Cary's stomach was slowly squeezing with worry. He wished he had picked up for Jon's calls. Something was up, and there was no way to guess with just his voice to go on. "You get visiting hours there? Can I come see you?"
"I don't know. Probably not."
He wanted to keep Jon talking, to reach something real. "How's the bugs? The taper dose make those better?"
"Yeah, pretty much," Jon said absently.
"What do you do all day there?"
"Group. Chores. Whatever the staff want us to do."
Cary waited, hoping he would say something more. When he didn't, he offered. "Kadee came over today to help with the girls. We took them for ice cream."
Jon sighed. "She knows, right? About why I'm here?"
"Yeah. She's been worried for a while." He bit the inside of his mouth, remembering that Jon had liked her a couple months back. That felt like it could be a problem now. He didn't want to do anything that set Jon back in his recovery.
"I guess that's better than keeping secrets all the time," Jon said. "I don't fucking have the energy to lie anymore." He sounded heavy.
Cary closed his eyes, saying the thing that opened him. "Miss you, bro."
Jon was silent.
"Get better over there, okay? Everyone wants you back."
Jon cleared his throat. "Sure. I gotta go." And he hung up.
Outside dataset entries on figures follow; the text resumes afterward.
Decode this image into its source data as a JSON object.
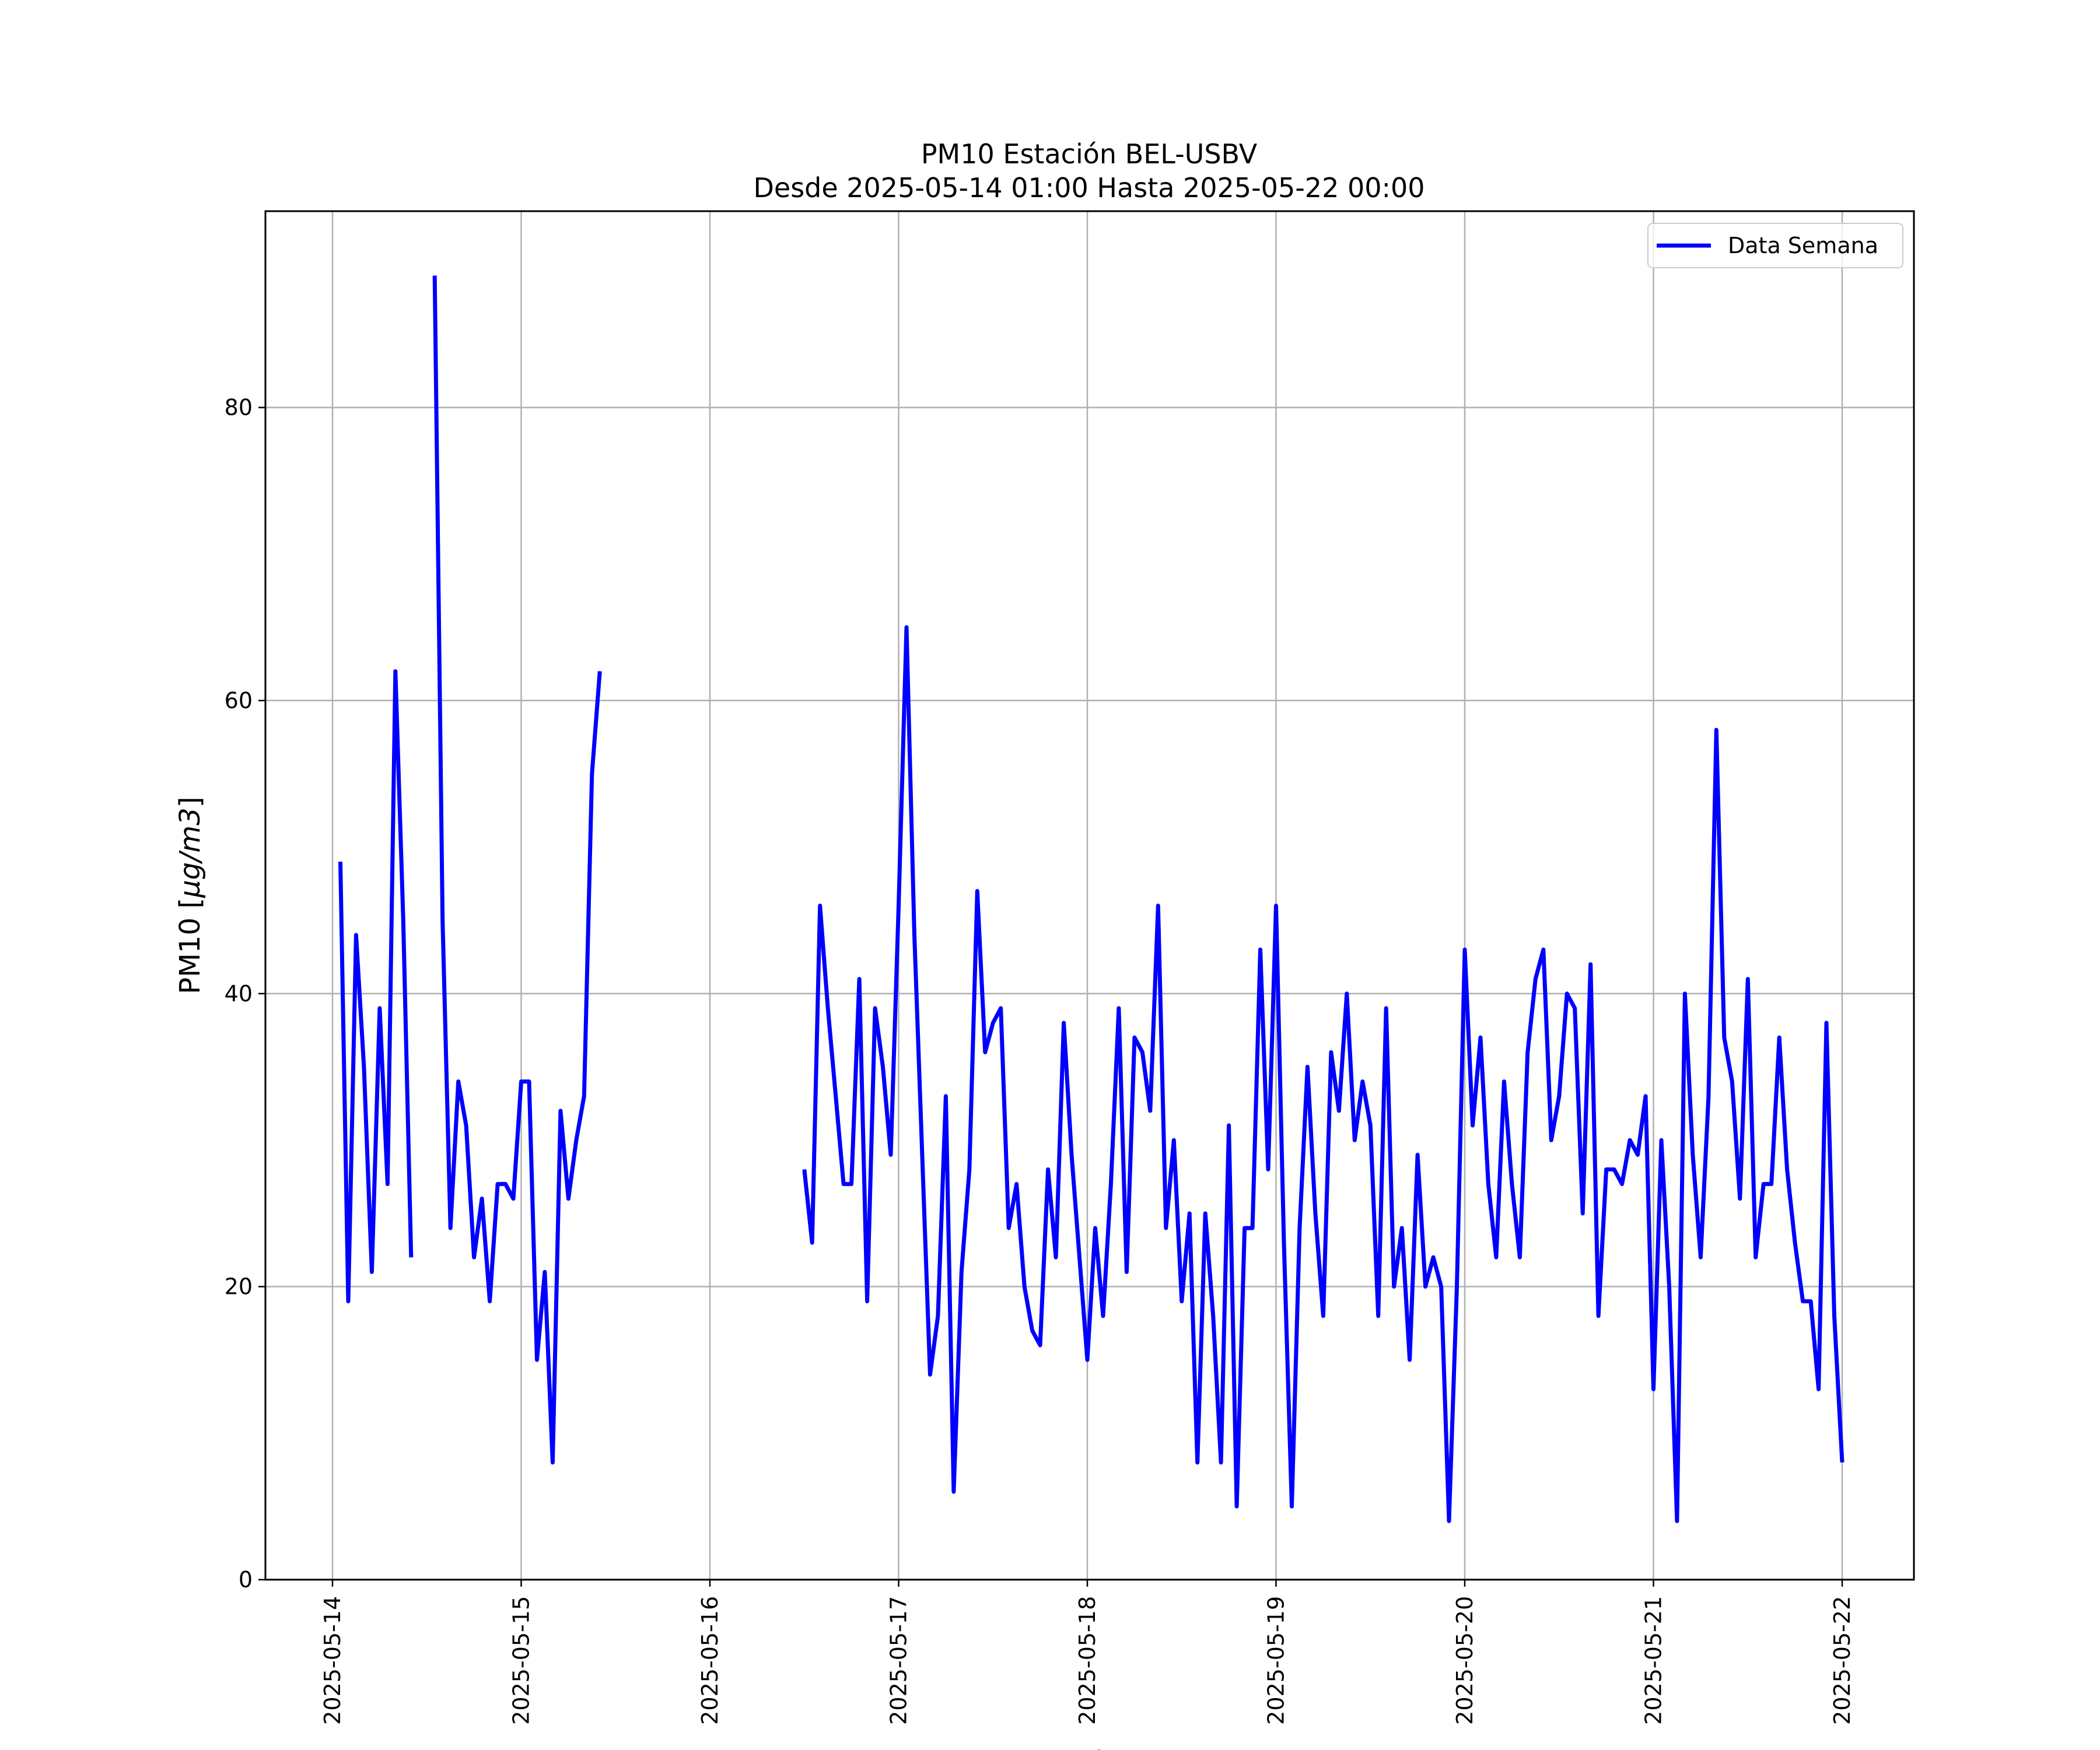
{
  "chart_data": {
    "type": "line",
    "title": "PM10 Estación BEL-USBV",
    "subtitle": "Desde 2025-05-14 01:00 Hasta 2025-05-22 00:00",
    "xlabel": "Fecha",
    "ylabel_text": "PM10 [",
    "ylabel_unit": "μg/m3",
    "ylabel_close": "]",
    "x_start": "2025-05-14",
    "x_end": "2025-05-22",
    "xticks": [
      "2025-05-14",
      "2025-05-15",
      "2025-05-16",
      "2025-05-17",
      "2025-05-18",
      "2025-05-19",
      "2025-05-20",
      "2025-05-21",
      "2025-05-22"
    ],
    "ylim": [
      0,
      93.4
    ],
    "yticks": [
      0,
      20,
      40,
      60,
      80
    ],
    "grid": true,
    "legend_position": "top-right",
    "colors": {
      "series": "#0000ff",
      "grid": "#b0b0b0",
      "axes": "#000000"
    },
    "series": [
      {
        "name": "Data Semana",
        "color": "#0000ff",
        "segments": [
          [
            [
              "2025-05-14 01:00",
              49
            ],
            [
              "2025-05-14 02:00",
              19
            ],
            [
              "2025-05-14 03:00",
              44
            ],
            [
              "2025-05-14 04:00",
              35
            ],
            [
              "2025-05-14 05:00",
              21
            ],
            [
              "2025-05-14 06:00",
              39
            ],
            [
              "2025-05-14 07:00",
              27
            ],
            [
              "2025-05-14 08:00",
              62
            ],
            [
              "2025-05-14 09:00",
              45
            ],
            [
              "2025-05-14 10:00",
              22
            ]
          ],
          [
            [
              "2025-05-14 13:00",
              89
            ],
            [
              "2025-05-14 14:00",
              45
            ],
            [
              "2025-05-14 15:00",
              24
            ],
            [
              "2025-05-14 16:00",
              34
            ],
            [
              "2025-05-14 17:00",
              31
            ],
            [
              "2025-05-14 18:00",
              22
            ],
            [
              "2025-05-14 19:00",
              26
            ],
            [
              "2025-05-14 20:00",
              19
            ],
            [
              "2025-05-14 21:00",
              27
            ],
            [
              "2025-05-14 22:00",
              27
            ],
            [
              "2025-05-14 23:00",
              26
            ],
            [
              "2025-05-15 00:00",
              34
            ],
            [
              "2025-05-15 01:00",
              34
            ],
            [
              "2025-05-15 02:00",
              15
            ],
            [
              "2025-05-15 03:00",
              21
            ],
            [
              "2025-05-15 04:00",
              8
            ],
            [
              "2025-05-15 05:00",
              32
            ],
            [
              "2025-05-15 06:00",
              26
            ],
            [
              "2025-05-15 07:00",
              30
            ],
            [
              "2025-05-15 08:00",
              33
            ],
            [
              "2025-05-15 09:00",
              55
            ],
            [
              "2025-05-15 10:00",
              62
            ]
          ],
          [
            [
              "2025-05-16 12:00",
              28
            ],
            [
              "2025-05-16 13:00",
              23
            ],
            [
              "2025-05-16 14:00",
              46
            ],
            [
              "2025-05-16 15:00",
              39
            ],
            [
              "2025-05-16 16:00",
              33
            ],
            [
              "2025-05-16 17:00",
              27
            ],
            [
              "2025-05-16 18:00",
              27
            ],
            [
              "2025-05-16 19:00",
              41
            ],
            [
              "2025-05-16 20:00",
              19
            ],
            [
              "2025-05-16 21:00",
              39
            ],
            [
              "2025-05-16 22:00",
              35
            ],
            [
              "2025-05-16 23:00",
              29
            ],
            [
              "2025-05-17 00:00",
              46
            ],
            [
              "2025-05-17 01:00",
              65
            ],
            [
              "2025-05-17 02:00",
              44
            ],
            [
              "2025-05-17 03:00",
              29
            ],
            [
              "2025-05-17 04:00",
              14
            ],
            [
              "2025-05-17 05:00",
              18
            ],
            [
              "2025-05-17 06:00",
              33
            ],
            [
              "2025-05-17 07:00",
              6
            ],
            [
              "2025-05-17 08:00",
              21
            ],
            [
              "2025-05-17 09:00",
              28
            ],
            [
              "2025-05-17 10:00",
              47
            ],
            [
              "2025-05-17 11:00",
              36
            ],
            [
              "2025-05-17 12:00",
              38
            ],
            [
              "2025-05-17 13:00",
              39
            ],
            [
              "2025-05-17 14:00",
              24
            ],
            [
              "2025-05-17 15:00",
              27
            ],
            [
              "2025-05-17 16:00",
              20
            ],
            [
              "2025-05-17 17:00",
              17
            ],
            [
              "2025-05-17 18:00",
              16
            ],
            [
              "2025-05-17 19:00",
              28
            ],
            [
              "2025-05-17 20:00",
              22
            ],
            [
              "2025-05-17 21:00",
              38
            ],
            [
              "2025-05-17 22:00",
              29
            ],
            [
              "2025-05-17 23:00",
              22
            ],
            [
              "2025-05-18 00:00",
              15
            ],
            [
              "2025-05-18 01:00",
              24
            ],
            [
              "2025-05-18 02:00",
              18
            ],
            [
              "2025-05-18 03:00",
              27
            ],
            [
              "2025-05-18 04:00",
              39
            ],
            [
              "2025-05-18 05:00",
              21
            ],
            [
              "2025-05-18 06:00",
              37
            ],
            [
              "2025-05-18 07:00",
              36
            ],
            [
              "2025-05-18 08:00",
              32
            ],
            [
              "2025-05-18 09:00",
              46
            ],
            [
              "2025-05-18 10:00",
              24
            ],
            [
              "2025-05-18 11:00",
              30
            ],
            [
              "2025-05-18 12:00",
              19
            ],
            [
              "2025-05-18 13:00",
              25
            ],
            [
              "2025-05-18 14:00",
              8
            ],
            [
              "2025-05-18 15:00",
              25
            ],
            [
              "2025-05-18 16:00",
              18
            ],
            [
              "2025-05-18 17:00",
              8
            ],
            [
              "2025-05-18 18:00",
              31
            ],
            [
              "2025-05-18 19:00",
              5
            ],
            [
              "2025-05-18 20:00",
              24
            ],
            [
              "2025-05-18 21:00",
              24
            ],
            [
              "2025-05-18 22:00",
              43
            ],
            [
              "2025-05-18 23:00",
              28
            ],
            [
              "2025-05-19 00:00",
              46
            ],
            [
              "2025-05-19 01:00",
              23
            ],
            [
              "2025-05-19 02:00",
              5
            ],
            [
              "2025-05-19 03:00",
              24
            ],
            [
              "2025-05-19 04:00",
              35
            ],
            [
              "2025-05-19 05:00",
              25
            ],
            [
              "2025-05-19 06:00",
              18
            ],
            [
              "2025-05-19 07:00",
              36
            ],
            [
              "2025-05-19 08:00",
              32
            ],
            [
              "2025-05-19 09:00",
              40
            ],
            [
              "2025-05-19 10:00",
              30
            ],
            [
              "2025-05-19 11:00",
              34
            ],
            [
              "2025-05-19 12:00",
              31
            ],
            [
              "2025-05-19 13:00",
              18
            ],
            [
              "2025-05-19 14:00",
              39
            ],
            [
              "2025-05-19 15:00",
              20
            ],
            [
              "2025-05-19 16:00",
              24
            ],
            [
              "2025-05-19 17:00",
              15
            ],
            [
              "2025-05-19 18:00",
              29
            ],
            [
              "2025-05-19 19:00",
              20
            ],
            [
              "2025-05-19 20:00",
              22
            ],
            [
              "2025-05-19 21:00",
              20
            ],
            [
              "2025-05-19 22:00",
              4
            ],
            [
              "2025-05-19 23:00",
              20
            ],
            [
              "2025-05-20 00:00",
              43
            ],
            [
              "2025-05-20 01:00",
              31
            ],
            [
              "2025-05-20 02:00",
              37
            ],
            [
              "2025-05-20 03:00",
              27
            ],
            [
              "2025-05-20 04:00",
              22
            ],
            [
              "2025-05-20 05:00",
              34
            ],
            [
              "2025-05-20 06:00",
              27
            ],
            [
              "2025-05-20 07:00",
              22
            ],
            [
              "2025-05-20 08:00",
              36
            ],
            [
              "2025-05-20 09:00",
              41
            ],
            [
              "2025-05-20 10:00",
              43
            ],
            [
              "2025-05-20 11:00",
              30
            ],
            [
              "2025-05-20 12:00",
              33
            ],
            [
              "2025-05-20 13:00",
              40
            ],
            [
              "2025-05-20 14:00",
              39
            ],
            [
              "2025-05-20 15:00",
              25
            ],
            [
              "2025-05-20 16:00",
              42
            ],
            [
              "2025-05-20 17:00",
              18
            ],
            [
              "2025-05-20 18:00",
              28
            ],
            [
              "2025-05-20 19:00",
              28
            ],
            [
              "2025-05-20 20:00",
              27
            ],
            [
              "2025-05-20 21:00",
              30
            ],
            [
              "2025-05-20 22:00",
              29
            ],
            [
              "2025-05-20 23:00",
              33
            ],
            [
              "2025-05-21 00:00",
              13
            ],
            [
              "2025-05-21 01:00",
              30
            ],
            [
              "2025-05-21 02:00",
              20
            ],
            [
              "2025-05-21 03:00",
              4
            ],
            [
              "2025-05-21 04:00",
              40
            ],
            [
              "2025-05-21 05:00",
              29
            ],
            [
              "2025-05-21 06:00",
              22
            ],
            [
              "2025-05-21 07:00",
              33
            ],
            [
              "2025-05-21 08:00",
              58
            ],
            [
              "2025-05-21 09:00",
              37
            ],
            [
              "2025-05-21 10:00",
              34
            ],
            [
              "2025-05-21 11:00",
              26
            ],
            [
              "2025-05-21 12:00",
              41
            ],
            [
              "2025-05-21 13:00",
              22
            ],
            [
              "2025-05-21 14:00",
              27
            ],
            [
              "2025-05-21 15:00",
              27
            ],
            [
              "2025-05-21 16:00",
              37
            ],
            [
              "2025-05-21 17:00",
              28
            ],
            [
              "2025-05-21 18:00",
              23
            ],
            [
              "2025-05-21 19:00",
              19
            ],
            [
              "2025-05-21 20:00",
              19
            ],
            [
              "2025-05-21 21:00",
              13
            ],
            [
              "2025-05-21 22:00",
              38
            ],
            [
              "2025-05-21 23:00",
              18
            ],
            [
              "2025-05-22 00:00",
              8
            ]
          ]
        ]
      }
    ]
  }
}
Cary tossed his phone onto the floor beside his bed and knuckled his eyes, asking for help for Jon without even stopping to think what he should do. He was stuck here, too far away to see Jon or give him a hug—but Jesus wasn't stuck. He was over there too, with Jon. He wished he could persuade himself that Jon knew that and was leaning on Jesus to get him through. Given the series of terrible decisions Jon had made to get himself to this point, he doubted it.